Quando Novak Djokovic vinse per la prima volta gli Australian Open - era il 2008 - ci chiedevamo perché da noi non potesse nascere un tennista così. Adesso che l'ha rivinto un'altra volta ed è pure diventato a Madrid il primo non-Federer a battere Nadal sulla terra rossa, la domanda non ha più un senso: perché un numero uno così noi non ce l'avremo.

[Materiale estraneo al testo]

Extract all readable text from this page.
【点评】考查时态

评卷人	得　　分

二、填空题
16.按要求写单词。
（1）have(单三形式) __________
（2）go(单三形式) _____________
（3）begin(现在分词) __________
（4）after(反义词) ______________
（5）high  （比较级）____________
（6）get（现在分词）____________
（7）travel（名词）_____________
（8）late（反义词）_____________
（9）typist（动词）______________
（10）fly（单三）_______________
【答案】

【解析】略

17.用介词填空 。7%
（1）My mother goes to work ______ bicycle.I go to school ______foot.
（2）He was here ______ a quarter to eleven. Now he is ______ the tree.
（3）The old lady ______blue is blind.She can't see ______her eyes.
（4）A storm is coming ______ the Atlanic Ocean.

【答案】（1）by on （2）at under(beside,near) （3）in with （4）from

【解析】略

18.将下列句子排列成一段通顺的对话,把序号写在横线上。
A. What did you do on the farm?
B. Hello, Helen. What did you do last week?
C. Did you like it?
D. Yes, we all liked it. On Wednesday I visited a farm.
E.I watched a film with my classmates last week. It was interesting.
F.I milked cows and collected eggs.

Novak infatti nell'anno 2011 ha raggiunto la perfezione: 32 vittorie su 32 match finora disputati e la possibilità, proprio nel torneo del Foro Italico, di raggiungere la testa della classifica mondiale, se dovesse vincere anche questo (il settimo della stagione) e se Nadal dovesse inciampare prima della semifinale. E il tutto, proprio qui da noi, senza pizza e pasta, alimenti ormai banditi dalla tavola di Nole, i veri avversari con cui ha dovuto combattere senza saperlo. Perché Djokovic era celiaco e per questo mancava sempre l'ultimo passo per la gloria.
La scoperta è stata fatta qualche mese fa, Djokovic voleva sapere cosa avrebbe fatto da grande e soprattutto il motivo di alcuni momenti di inspiegabile calo che gli avevano quasi sempre negato la vera gloria. Così poi si è affidato ai consigli di un dietologo, ha rimesso la testa a posto ed è ripartito. E adesso minaccia appunto di vincere anche Roma, per la delizia di chi apprezza il suo stile tennistico e il suo disincantato modo di vivere il successo: «So cosa vuol dire non avere niente e vivere in un Paese in guerra - ha detto in un'intervista a Sky -. Per questo le vittorie non possono cambiare il mio modo di essere». Applausi.
E noi? Noi, cioè l'Italia, ci ritroviamo finalmente un torneo combined, ovvero con uomini e donne insieme, in un'impianto che organizzativamente parlando cresce di anno in anno. Siamo già arrivati alla terza giornata e sul campo dobbiamo come sempre puntare sulle donne - con la Schiavone, ieri vincente, alla ricerca della forma perduta in vista della difesa del titolo al Roland Garros - perché gli uomini, se non ci fossero stati gli inviti, non sarebbero neppure entrati in tabellone e questa (purtroppo) non è più notizia.